Роза не ответила и тихо покинула комнату. Мартин подождал пока она выйдет из дома и спустился на кухню, к остывшему завтраку. Он ел и считал дни до отправки в лагерь, но не так, как раньше, не с трепетом и желанием, а страхом взглянуть на всё с другой стороны.
6.
Поезд издал гудок и медленно тронулся с платформы. Мартин обнял мать и поцеловал Розу. Станционный смотритель подгонял нерадивого пассажира и тот, наконец, запрыгнул на ходу в свой вагон. Дорога обещала быть короткой. Всего в 16 километрах от Мюнхена расположился городок Дахау, привлекавший в своё время путешественников прекрасными парками и старинными замками, башнями и музеями, фонтанами и памятниками. Огромных трудов и чуточки везения стоило добиться этого места службы, настолько близкое к дому. «И это благодаря отцу. Всё же он действительно любил меня как своего собственного сына. Я бы извинился перед ним, прямо сейчас, но где же он теперь? Неделя. Ровно столько прошло с того дня, как он рассказал правду, а на следующий – он исчез. Возможно, в этом виноват я. Да, виноват в том, что родился».

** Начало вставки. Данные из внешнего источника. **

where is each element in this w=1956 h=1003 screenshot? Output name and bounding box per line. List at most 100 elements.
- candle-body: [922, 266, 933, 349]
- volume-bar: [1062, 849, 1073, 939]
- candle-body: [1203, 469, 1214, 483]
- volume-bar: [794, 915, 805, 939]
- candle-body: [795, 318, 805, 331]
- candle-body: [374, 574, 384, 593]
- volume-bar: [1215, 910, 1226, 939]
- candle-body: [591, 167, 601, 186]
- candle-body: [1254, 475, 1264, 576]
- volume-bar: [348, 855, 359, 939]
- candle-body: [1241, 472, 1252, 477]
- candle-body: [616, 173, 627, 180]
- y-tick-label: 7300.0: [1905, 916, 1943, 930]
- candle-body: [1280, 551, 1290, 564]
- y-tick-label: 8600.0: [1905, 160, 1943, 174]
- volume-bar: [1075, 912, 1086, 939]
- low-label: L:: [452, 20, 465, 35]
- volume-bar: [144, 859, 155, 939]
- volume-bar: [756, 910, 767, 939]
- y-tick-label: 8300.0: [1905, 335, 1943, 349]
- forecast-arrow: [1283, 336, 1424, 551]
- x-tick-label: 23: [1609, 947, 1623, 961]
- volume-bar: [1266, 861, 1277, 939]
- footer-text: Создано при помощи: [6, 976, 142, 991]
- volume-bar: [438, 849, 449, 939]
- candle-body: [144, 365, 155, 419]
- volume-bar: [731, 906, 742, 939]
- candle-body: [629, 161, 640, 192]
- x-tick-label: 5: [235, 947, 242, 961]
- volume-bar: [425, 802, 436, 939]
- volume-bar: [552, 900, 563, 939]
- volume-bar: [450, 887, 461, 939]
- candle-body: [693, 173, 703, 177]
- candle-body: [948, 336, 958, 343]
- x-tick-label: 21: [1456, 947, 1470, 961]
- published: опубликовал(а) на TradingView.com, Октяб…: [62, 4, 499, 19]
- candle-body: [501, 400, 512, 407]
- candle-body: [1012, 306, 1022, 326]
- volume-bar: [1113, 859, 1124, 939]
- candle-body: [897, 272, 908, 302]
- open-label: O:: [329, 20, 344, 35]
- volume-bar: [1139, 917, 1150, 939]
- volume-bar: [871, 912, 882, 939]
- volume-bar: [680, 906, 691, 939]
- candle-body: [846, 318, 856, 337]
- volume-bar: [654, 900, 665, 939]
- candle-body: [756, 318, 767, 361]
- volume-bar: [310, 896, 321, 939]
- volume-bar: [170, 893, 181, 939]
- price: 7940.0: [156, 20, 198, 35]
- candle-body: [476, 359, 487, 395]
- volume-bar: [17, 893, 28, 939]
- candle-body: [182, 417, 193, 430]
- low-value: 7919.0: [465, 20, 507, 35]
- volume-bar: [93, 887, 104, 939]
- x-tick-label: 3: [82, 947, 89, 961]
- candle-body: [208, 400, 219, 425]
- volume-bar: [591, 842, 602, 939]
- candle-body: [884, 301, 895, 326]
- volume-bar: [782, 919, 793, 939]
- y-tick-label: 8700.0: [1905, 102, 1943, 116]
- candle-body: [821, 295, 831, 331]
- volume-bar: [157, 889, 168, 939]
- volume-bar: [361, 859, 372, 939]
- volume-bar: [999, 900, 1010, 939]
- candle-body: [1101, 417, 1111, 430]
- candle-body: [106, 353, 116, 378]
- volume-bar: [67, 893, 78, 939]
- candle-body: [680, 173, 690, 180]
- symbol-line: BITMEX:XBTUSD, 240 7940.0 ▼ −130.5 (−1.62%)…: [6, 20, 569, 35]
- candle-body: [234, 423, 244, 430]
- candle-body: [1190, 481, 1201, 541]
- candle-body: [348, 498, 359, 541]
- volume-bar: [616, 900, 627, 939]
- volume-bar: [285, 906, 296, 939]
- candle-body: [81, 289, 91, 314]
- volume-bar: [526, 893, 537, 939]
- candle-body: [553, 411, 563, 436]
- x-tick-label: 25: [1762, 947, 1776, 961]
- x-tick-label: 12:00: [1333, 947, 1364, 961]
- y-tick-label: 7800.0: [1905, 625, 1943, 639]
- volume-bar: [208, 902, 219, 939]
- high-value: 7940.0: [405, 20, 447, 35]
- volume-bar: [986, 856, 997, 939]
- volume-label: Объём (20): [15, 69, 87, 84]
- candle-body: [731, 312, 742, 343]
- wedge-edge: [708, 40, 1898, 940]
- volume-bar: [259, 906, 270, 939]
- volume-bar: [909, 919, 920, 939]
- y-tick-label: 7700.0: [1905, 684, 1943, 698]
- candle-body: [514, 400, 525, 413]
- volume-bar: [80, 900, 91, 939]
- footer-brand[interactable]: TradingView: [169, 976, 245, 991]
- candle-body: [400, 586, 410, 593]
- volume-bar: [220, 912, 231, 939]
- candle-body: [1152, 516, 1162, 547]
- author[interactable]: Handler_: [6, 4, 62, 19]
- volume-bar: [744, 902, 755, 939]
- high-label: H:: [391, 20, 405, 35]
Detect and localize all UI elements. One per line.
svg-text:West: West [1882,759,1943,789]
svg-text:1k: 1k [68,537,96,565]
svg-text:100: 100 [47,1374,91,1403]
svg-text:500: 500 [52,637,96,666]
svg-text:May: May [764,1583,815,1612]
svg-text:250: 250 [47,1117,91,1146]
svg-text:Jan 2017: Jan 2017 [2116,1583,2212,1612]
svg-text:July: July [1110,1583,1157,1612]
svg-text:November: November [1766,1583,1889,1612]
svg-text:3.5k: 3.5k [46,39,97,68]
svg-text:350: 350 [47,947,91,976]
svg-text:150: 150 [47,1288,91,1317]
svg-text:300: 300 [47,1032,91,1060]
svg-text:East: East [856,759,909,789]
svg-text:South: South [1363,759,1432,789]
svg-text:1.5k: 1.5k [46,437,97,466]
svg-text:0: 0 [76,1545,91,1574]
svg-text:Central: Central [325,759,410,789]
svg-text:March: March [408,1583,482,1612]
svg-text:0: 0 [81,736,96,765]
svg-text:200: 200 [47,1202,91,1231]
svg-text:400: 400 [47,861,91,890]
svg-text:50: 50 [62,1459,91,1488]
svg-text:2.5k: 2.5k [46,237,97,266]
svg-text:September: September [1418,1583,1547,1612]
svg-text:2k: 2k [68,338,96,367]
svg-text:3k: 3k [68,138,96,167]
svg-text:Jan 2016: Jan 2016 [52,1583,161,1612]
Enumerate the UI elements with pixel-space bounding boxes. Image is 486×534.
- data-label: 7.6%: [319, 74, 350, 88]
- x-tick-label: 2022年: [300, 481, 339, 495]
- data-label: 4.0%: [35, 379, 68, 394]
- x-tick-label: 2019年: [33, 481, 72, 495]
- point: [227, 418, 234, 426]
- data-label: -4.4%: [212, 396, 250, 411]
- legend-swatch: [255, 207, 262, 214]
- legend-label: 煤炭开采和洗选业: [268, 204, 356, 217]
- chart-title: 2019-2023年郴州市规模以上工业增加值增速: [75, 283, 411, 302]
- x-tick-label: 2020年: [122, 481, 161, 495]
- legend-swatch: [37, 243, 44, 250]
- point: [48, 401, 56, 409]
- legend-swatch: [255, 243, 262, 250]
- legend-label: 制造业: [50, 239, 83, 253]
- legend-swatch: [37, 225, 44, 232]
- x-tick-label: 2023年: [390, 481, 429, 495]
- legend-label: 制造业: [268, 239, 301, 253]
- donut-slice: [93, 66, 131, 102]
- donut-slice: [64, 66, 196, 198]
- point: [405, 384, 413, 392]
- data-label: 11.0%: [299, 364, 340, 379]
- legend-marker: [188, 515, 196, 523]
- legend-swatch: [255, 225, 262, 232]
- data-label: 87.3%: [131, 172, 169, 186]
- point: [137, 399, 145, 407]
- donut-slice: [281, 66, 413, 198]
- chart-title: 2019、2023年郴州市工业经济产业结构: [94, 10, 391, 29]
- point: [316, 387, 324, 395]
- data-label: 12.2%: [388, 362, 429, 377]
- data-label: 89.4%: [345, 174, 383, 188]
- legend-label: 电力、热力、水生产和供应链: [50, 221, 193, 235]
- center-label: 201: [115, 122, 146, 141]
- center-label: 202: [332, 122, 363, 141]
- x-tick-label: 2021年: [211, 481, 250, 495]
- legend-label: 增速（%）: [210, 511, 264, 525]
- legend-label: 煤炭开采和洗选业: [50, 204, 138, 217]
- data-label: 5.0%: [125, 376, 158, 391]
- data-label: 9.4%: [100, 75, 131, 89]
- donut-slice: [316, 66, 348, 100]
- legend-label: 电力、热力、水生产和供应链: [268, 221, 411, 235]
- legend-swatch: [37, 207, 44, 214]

Задумавшись, и без того короткая дорогая пролетела быстрее чем юность. Мартин с отрядом вышел на перрон где их уже ждали грузовики, которые должны были отвезти всех в концлагерь. На встречу вышел помощник коменданта и приказал строиться.
– Запрещено распространятся о работе лагеря. Нарушение правила, равно раскрытию государственной тайны и, следовательно, карается самыми жесткими методами, – произнес комендант. После Мартин вместе с остальным сел в крытый грузовик, поближе к заднему борту не желая вдыхать затхлый воздух.